SIMBAD references

NGC 1569 is a nearby dwarf irregular galaxy which underwent an intense burst of star formation 10-40 Myr ago. We present observations that reach surface brightnesses 2-80 times fainter than previous radio continuum observations and the first radio continuum polarization observations of this galaxy at 20 cm, 13 cm, 6 cm, and 3 cm. These observations allow us to probe the relationship of the magnetic field of NGC 1569 to the rest of its interstellar medium (ISM). We confirm the presence of an extended radio continuum halo at 20 cm and see for the first time the radio continuum feature associated with the western Hα arm at wavelengths shorter than 20 cm.

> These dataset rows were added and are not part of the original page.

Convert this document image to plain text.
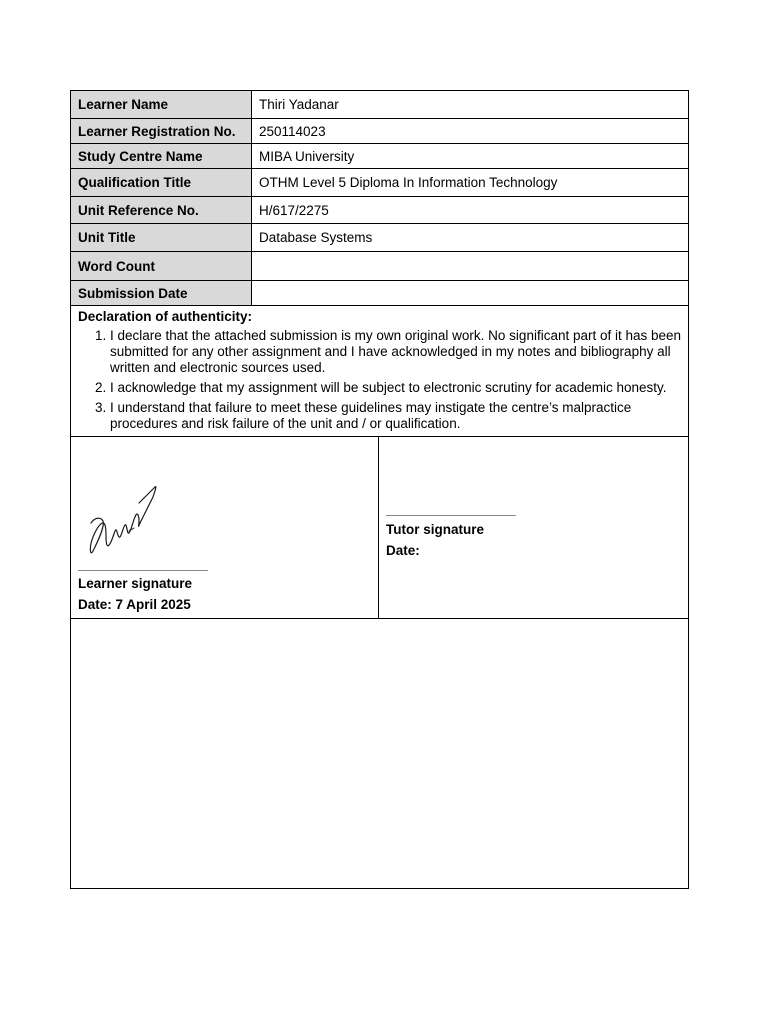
Learner Name	Thiri Yadanar
Learner Registration No.	250114023
Study Centre Name	MIBA University
Qualification Title	OTHM Level 5 Diploma In Information Technology
Unit Reference No.	H/617/2275
Unit Title	Database Systems
Word Count	
Submission Date	
Declaration of authenticity:
1. I declare that the attached submission is my own original work. No significant part of it has been submitted for any other assignment and I have acknowledged in my notes and bibliography all written and electronic sources used.
2. I acknowledge that my assignment will be subject to electronic scrutiny for academic honesty.
3. I understand that failure to meet these guidelines may instigate the centre’s malpractice procedures and risk failure of the unit and / or qualification.
Learner signature
Date: 7 April 2025
Tutor signature
Date:
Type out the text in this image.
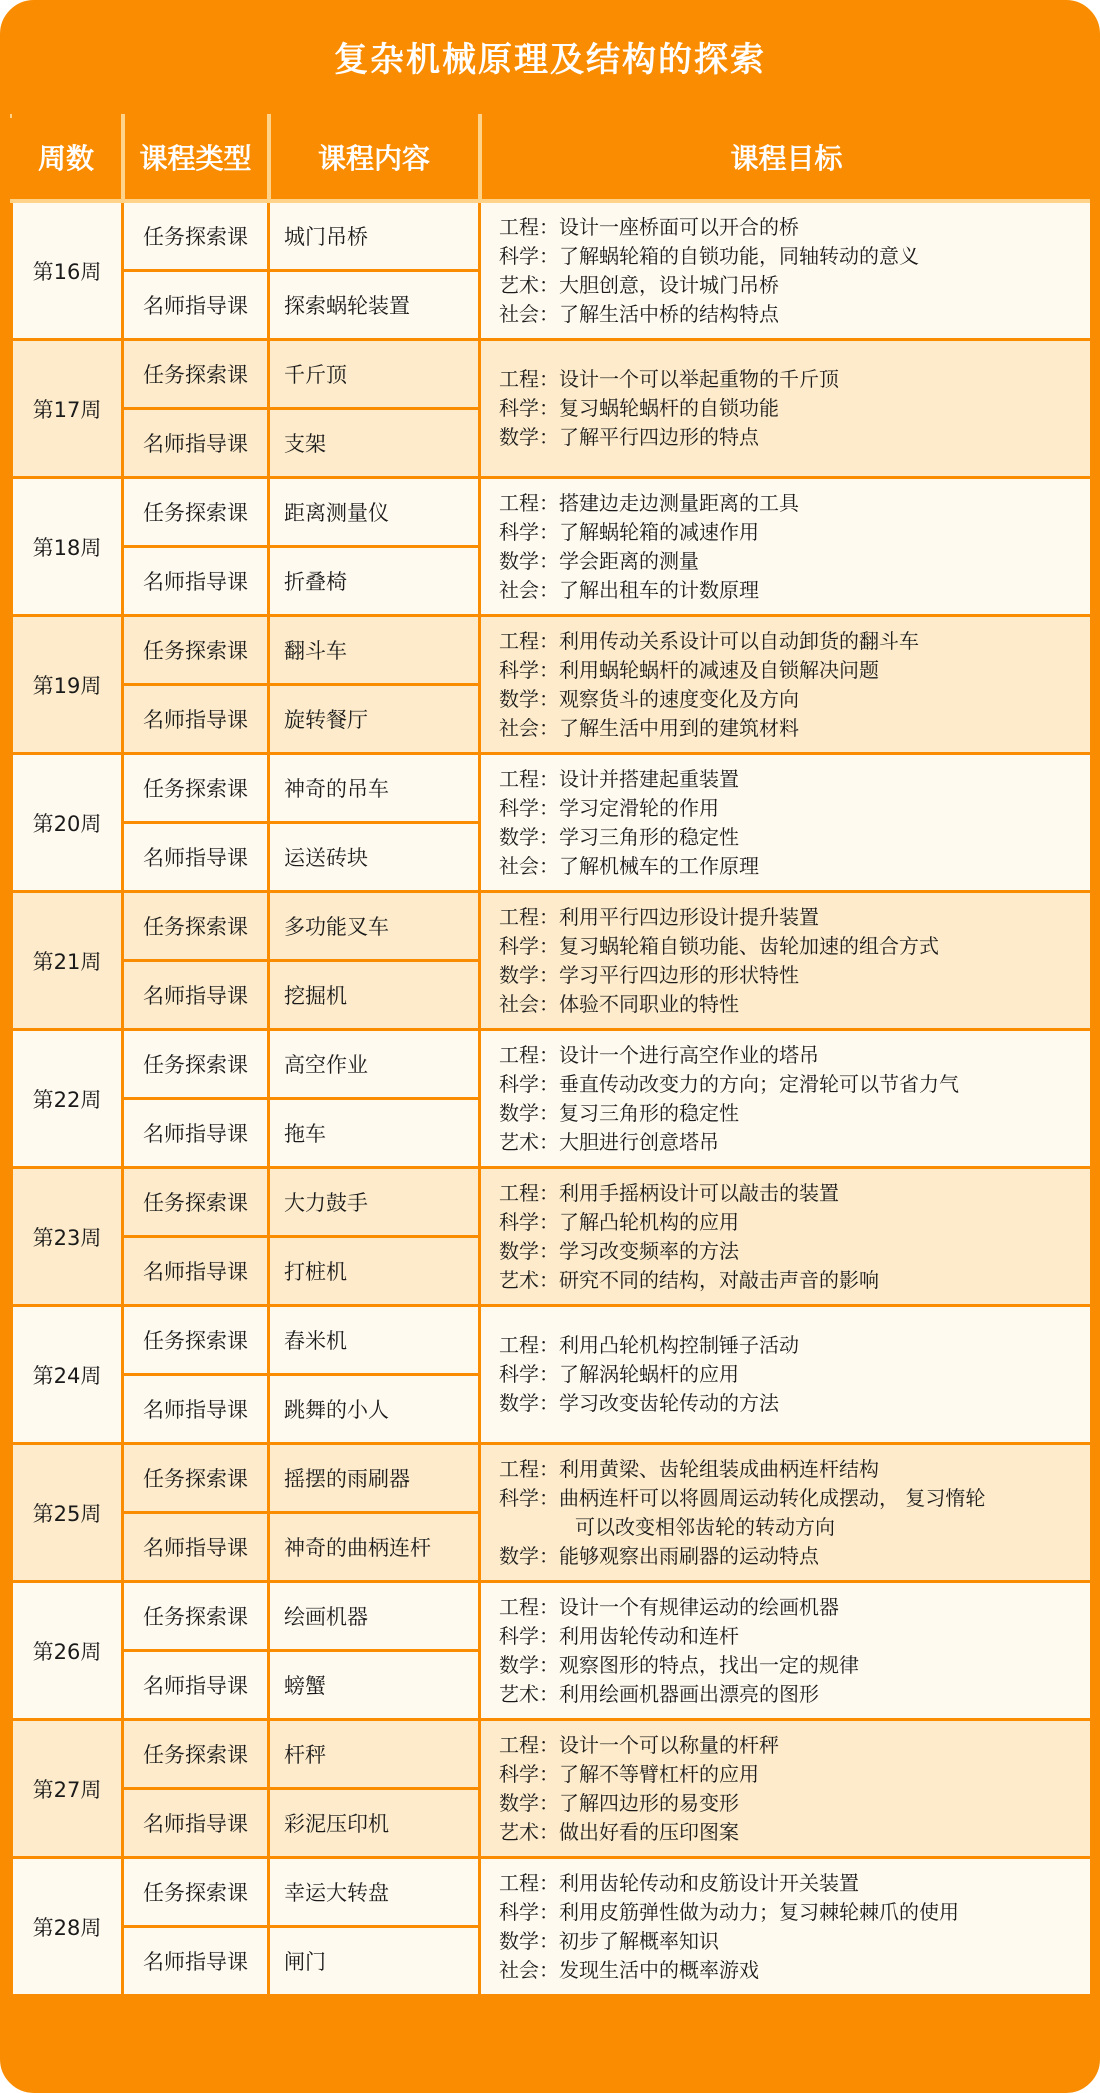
复杂机械原理及结构的探索
周数	课程类型	课程内容	课程目标
第16周	任务探索课	城门吊桥	工程：设计一座桥面可以开合的桥
科学：了解蜗轮箱的自锁功能，同轴转动的意义
艺术：大胆创意，设计城门吊桥
社会：了解生活中桥的结构特点

	名师指导课	探索蜗轮装置	
第17周	任务探索课	千斤顶	工程：设计一个可以举起重物的千斤顶
科学：复习蜗轮蜗杆的自锁功能
数学：了解平行四边形的特点

	名师指导课	支架	
第18周	任务探索课	距离测量仪	工程：搭建边走边测量距离的工具
科学：了解蜗轮箱的减速作用
数学：学会距离的测量
社会：了解出租车的计数原理

	名师指导课	折叠椅	
第19周	任务探索课	翻斗车	工程：利用传动关系设计可以自动卸货的翻斗车
科学：利用蜗轮蜗杆的减速及自锁解决问题
数学：观察货斗的速度变化及方向
社会：了解生活中用到的建筑材料

	名师指导课	旋转餐厅	
第20周	任务探索课	神奇的吊车	工程：设计并搭建起重装置
科学：学习定滑轮的作用
数学：学习三角形的稳定性
社会：了解机械车的工作原理

	名师指导课	运送砖块	
第21周	任务探索课	多功能叉车	工程：利用平行四边形设计提升装置
科学：复习蜗轮箱自锁功能、齿轮加速的组合方式
数学：学习平行四边形的形状特性
社会：体验不同职业的特性

	名师指导课	挖掘机	
第22周	任务探索课	高空作业	工程：设计一个进行高空作业的塔吊
科学：垂直传动改变力的方向；定滑轮可以节省力气
数学：复习三角形的稳定性
艺术：大胆进行创意塔吊

	名师指导课	拖车	
第23周	任务探索课	大力鼓手	工程：利用手摇柄设计可以敲击的装置
科学：了解凸轮机构的应用
数学：学习改变频率的方法
艺术：研究不同的结构，对敲击声音的影响

	名师指导课	打桩机	
第24周	任务探索课	舂米机	工程：利用凸轮机构控制锤子活动
科学：了解涡轮蜗杆的应用
数学：学习改变齿轮传动的方法

	名师指导课	跳舞的小人	
第25周	任务探索课	摇摆的雨刷器	工程：利用黄梁、齿轮组装成曲柄连杆结构
科学：曲柄连杆可以将圆周运动转化成摆动， 复习惰轮
可以改变相邻齿轮的转动方向
数学：能够观察出雨刷器的运动特点

	名师指导课	神奇的曲柄连杆	
第26周	任务探索课	绘画机器	工程：设计一个有规律运动的绘画机器
科学：利用齿轮传动和连杆
数学：观察图形的特点，找出一定的规律
艺术：利用绘画机器画出漂亮的图形

	名师指导课	螃蟹	
第27周	任务探索课	杆秤	工程：设计一个可以称量的杆秤
科学：了解不等臂杠杆的应用
数学：了解四边形的易变形
艺术：做出好看的压印图案

	名师指导课	彩泥压印机	
第28周	任务探索课	幸运大转盘	工程：利用齿轮传动和皮筋设计开关装置
科学：利用皮筋弹性做为动力；复习棘轮棘爪的使用
数学：初步了解概率知识
社会：发现生活中的概率游戏

	名师指导课	闸门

Although, in general, the spectral indices derived for this galaxy steepen as one moves into the halo of the galaxy, there are filamentary regions of flat spectral indices extending to the edge of the galaxy. The spectral index trends in this galaxy support the theory that there is a convective wind at work in this galaxy. There is strong polarized emission at 3 cm and 6 cm and weak polarized emission at 20 cm and 13 cm. We estimate that the thermal fraction is 40%-50% in the center of the galaxy and falls off rapidly with height above the disk. Using this estimate, we derive a total magnetic field strength of 38 µG in the central regions and 10-15 µG in the halo. The magnetic field is largely random in the center of the galaxy; the uniform field is ∼3-9 µG and is strongest in the halo. Using our total magnetic field strength estimates and the results of previous observations of NGC 1569, we find that the magnetic pressure is the same order of magnitude but, in general, a factor of a few less than the other components of the ISM in this galaxy. The uniform magnetic field in NGC 1569 is closely associated with the Hα bubbles and filaments. We suggest that a supernova-driven dynamo may be operating in this galaxy. Based on our pressure estimates and the morphology of the magnetic field, the outflow of hot gas from NGC 1569 is clearly shaping the magnetic field, but the magnetic field in turn may be aiding the outflow by channeling gas out of the disk of the galaxy. Dwarf galaxies with extended radio continuum halos like that of NGC 1569 may play an important role in magnetizing the intergalactic medium.